Alicia Keys' New Album 'Here' Affirms Why We Must Stay Woke

By James Dinh

November 14, 2016

Gone are the days of cornrow braids, shimmery lips and a tomboy exterior for Alicia Keys. In fact, much of that aesthetic left the building shortly after 2001 when her colossal debut, Songs in A Minor, helped further dissolve the teen pop bubblegum music trend of the late '90s. But as the 35-year-old R&B singer walks into iHeartRadio HQ in New York City, it's evident that not that much has changed for this Manhattan-born singer. Her city drawl is still just as calming as it is assertive. That warm embrace when she hugs a colleague remains sincere. But the biggest change for this 15x Grammy award winner is her new-found voice (an inner voice, that is) to stimulate minds, speak for the unspoken and, ultimately, create change.

Hours before the release of Here, her sixth full-length studio effort, which tackles a social agenda unlike any of her previous efforts, the superstar spoke with iHeartRadio in a one-on-one interview about the 18-track album and opened up about why it's important to understand the set's underlying mission statement to accept and embrace diversity in a landscape that might not easily allow us to do so.
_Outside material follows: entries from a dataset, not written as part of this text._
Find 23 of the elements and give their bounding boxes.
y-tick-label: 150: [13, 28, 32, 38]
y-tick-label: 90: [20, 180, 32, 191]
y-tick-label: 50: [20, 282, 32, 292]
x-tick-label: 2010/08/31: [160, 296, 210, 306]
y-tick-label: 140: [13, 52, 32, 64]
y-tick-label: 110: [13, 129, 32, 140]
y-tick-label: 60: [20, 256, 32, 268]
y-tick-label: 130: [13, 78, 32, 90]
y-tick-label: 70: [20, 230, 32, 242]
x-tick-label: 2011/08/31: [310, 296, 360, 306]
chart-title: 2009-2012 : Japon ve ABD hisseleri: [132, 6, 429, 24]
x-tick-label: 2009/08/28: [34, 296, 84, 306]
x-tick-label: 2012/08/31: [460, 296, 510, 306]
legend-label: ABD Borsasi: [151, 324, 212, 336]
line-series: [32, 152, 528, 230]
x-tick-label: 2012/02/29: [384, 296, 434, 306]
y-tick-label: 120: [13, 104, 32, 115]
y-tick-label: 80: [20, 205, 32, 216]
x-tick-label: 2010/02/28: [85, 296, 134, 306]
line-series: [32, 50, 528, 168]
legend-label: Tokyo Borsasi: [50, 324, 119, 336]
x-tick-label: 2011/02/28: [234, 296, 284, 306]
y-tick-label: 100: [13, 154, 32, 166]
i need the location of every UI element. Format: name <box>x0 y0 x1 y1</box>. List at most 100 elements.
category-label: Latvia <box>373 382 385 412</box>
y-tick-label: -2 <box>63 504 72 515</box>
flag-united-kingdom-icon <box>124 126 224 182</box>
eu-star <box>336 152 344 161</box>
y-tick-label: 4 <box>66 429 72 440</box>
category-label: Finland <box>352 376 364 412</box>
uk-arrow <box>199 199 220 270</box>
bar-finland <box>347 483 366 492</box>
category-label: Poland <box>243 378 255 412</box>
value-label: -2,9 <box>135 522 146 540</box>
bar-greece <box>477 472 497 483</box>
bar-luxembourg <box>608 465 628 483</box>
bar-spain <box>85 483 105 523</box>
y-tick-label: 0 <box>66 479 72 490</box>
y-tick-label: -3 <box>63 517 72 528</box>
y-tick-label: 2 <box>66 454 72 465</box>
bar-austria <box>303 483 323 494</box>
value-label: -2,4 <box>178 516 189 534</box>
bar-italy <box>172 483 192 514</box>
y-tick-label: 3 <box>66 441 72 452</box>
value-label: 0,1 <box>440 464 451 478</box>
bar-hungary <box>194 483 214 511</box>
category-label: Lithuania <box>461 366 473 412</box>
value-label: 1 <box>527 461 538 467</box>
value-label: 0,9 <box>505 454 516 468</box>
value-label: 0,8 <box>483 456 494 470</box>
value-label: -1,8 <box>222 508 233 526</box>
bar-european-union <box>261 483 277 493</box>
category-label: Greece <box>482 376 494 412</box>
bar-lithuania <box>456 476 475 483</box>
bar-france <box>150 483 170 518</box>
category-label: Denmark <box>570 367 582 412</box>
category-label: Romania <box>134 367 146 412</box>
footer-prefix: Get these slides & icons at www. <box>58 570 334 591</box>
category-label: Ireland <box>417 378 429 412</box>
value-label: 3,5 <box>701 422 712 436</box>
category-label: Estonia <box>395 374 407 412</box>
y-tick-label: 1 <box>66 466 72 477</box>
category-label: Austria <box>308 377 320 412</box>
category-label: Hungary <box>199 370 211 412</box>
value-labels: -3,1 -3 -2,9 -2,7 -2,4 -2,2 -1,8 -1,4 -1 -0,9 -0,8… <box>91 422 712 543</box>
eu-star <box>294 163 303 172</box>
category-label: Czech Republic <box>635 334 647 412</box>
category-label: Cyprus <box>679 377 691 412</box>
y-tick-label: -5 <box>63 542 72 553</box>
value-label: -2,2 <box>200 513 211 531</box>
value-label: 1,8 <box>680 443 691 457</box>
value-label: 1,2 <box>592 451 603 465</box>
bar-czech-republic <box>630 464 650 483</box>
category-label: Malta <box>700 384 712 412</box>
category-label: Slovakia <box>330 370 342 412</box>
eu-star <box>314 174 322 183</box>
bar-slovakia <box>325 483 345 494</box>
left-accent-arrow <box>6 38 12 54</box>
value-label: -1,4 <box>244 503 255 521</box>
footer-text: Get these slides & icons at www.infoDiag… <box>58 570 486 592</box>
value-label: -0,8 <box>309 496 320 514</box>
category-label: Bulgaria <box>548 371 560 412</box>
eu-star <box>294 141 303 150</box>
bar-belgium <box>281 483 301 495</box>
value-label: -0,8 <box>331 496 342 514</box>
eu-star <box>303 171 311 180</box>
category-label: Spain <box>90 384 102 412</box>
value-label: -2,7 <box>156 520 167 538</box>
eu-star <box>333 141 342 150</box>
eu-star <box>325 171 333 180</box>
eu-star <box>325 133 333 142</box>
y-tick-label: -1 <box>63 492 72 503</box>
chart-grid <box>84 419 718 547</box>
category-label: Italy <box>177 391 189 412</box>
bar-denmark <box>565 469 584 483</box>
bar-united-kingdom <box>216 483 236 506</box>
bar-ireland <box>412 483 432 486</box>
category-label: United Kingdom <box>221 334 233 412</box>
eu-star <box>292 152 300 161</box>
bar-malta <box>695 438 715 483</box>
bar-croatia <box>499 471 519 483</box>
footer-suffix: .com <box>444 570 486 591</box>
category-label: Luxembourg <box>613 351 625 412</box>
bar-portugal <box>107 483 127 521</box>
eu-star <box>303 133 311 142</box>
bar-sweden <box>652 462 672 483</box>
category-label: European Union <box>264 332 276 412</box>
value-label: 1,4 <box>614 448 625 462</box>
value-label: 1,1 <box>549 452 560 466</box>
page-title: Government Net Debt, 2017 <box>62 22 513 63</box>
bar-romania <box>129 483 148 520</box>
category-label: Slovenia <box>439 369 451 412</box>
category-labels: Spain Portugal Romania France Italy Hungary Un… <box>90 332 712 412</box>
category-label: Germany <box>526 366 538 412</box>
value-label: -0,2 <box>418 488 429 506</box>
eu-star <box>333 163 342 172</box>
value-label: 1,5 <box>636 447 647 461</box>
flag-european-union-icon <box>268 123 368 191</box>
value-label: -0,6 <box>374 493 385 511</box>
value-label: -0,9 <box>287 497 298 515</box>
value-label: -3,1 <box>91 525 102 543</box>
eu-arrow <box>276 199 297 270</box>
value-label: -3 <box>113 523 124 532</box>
"I just feel such a thrill because I know what this music is and I know how badly I want you to hear it," she admits of the then yet-to-be-released LP. "I want it to get inside of you and I want you to be hitting me [up], like, 'This is what this song made me feel' and 'This is what this made me think.'" 

Exactly five years since the day when I last spoke with Keys on the carpet of her KCA Black Ball, her annual gala to raise funds for the Keep a Child Alive initiative, Keys remains just as thrillingly passionate about her current priority, but something about this feels different. Full of thought-provoking tracks that will implore one to step outside of their comfort zones and dive deep into Keys' personal journey of her deep-rooted connections with the streets of New York City, Here marks a significant milestone in her career.

"I love this album so much because it's also been kind of a revelation of myself arriving to a place where I've always wanted to be. I've always wanted to be able to speak about my personal feelings or things that we're going through in the world," she explains of the gritty soul-driven offering, which bowed at the No. 2 spot on the new Billboard 200 chart.

Whether it's the mixture of rasp and fury in her voice when detailing the struggles of the ghetto on "The Gospel," which also serves as the title to the album's accompanying 22-minute documentary, or the celebratory confessions of an imperfectly perfect family (particularly her relations as a stepmother to Swizz Beatz' children of another marriage) on "Blended Family (What You Do For Love),"Here is entirely full of intent, driven by political sensibility through the eyes of a woman, who has first-hand experience of what it's like to grow up as an inner-city bi-racial female. Sonically, it levels up her discography, serving as her boldest LP to date.

Elsewhere on Here, Keys offers up another hometown anthem that hears her merging two very different songs with two very different themes. First up is the ode to all the tough New York City queens over a warm throwback hip-hop backbeat on "She Don't Really Care," before the switch-up to "1 Luv." The latter samples Nas' "One Love" and serves as a self-reflective moment for Keys as a vocalist, storyteller and, more importantly, a person.

Describing the song as a "very authentic kind of hip-hop moment," Keys says the track is a special hybrid evolution that's connecting with folks from all walks of life. "It's one of my favorites, too. 'She Don't Really Care' was the first song I recorded in that body, so there's something special about that," she adds.

But what about those listeners that can't find any personal antidotes to connect to the social agenda at hand? Keys ponders for a bit, before taking a moment to emphasize that no struggle is "more difficult or more challenging or harder or worse" than others. 

"There's definitely degrees of it, for sure, but regardless we all understand that feeling of what it feels like to just wish something was different or want to make it better or try to find a way to do something that you don't have the courage to do," she explains. "When I hear what other people think it means, it always shocks me because I'm like, 'Wow I didn't even think of that,' but to that person that's what they relate it to, so I feel like that's what's going to happen."

With a decade and a half career that hits all the traditional marks of what commercial success means for a Top 40 artist, Alicia Keys seems to have found a different kind of success to attribute to her musical superiority. "It's been such a process and an experience for me to be able to find my vulnerability, and find my bravery, and my real voice. [It's] beyond just what I sing about. [It's] what I think about," she says of her new-found voice. Similar to the integrity and goals of recent releases from Macklemore & Ryan Lewisand Solange, Keys' ability to craft a collection that speaks to her heart while simultaneously breaking down the emotional state of black America, or staying "woke" as you might call it, is finally Here.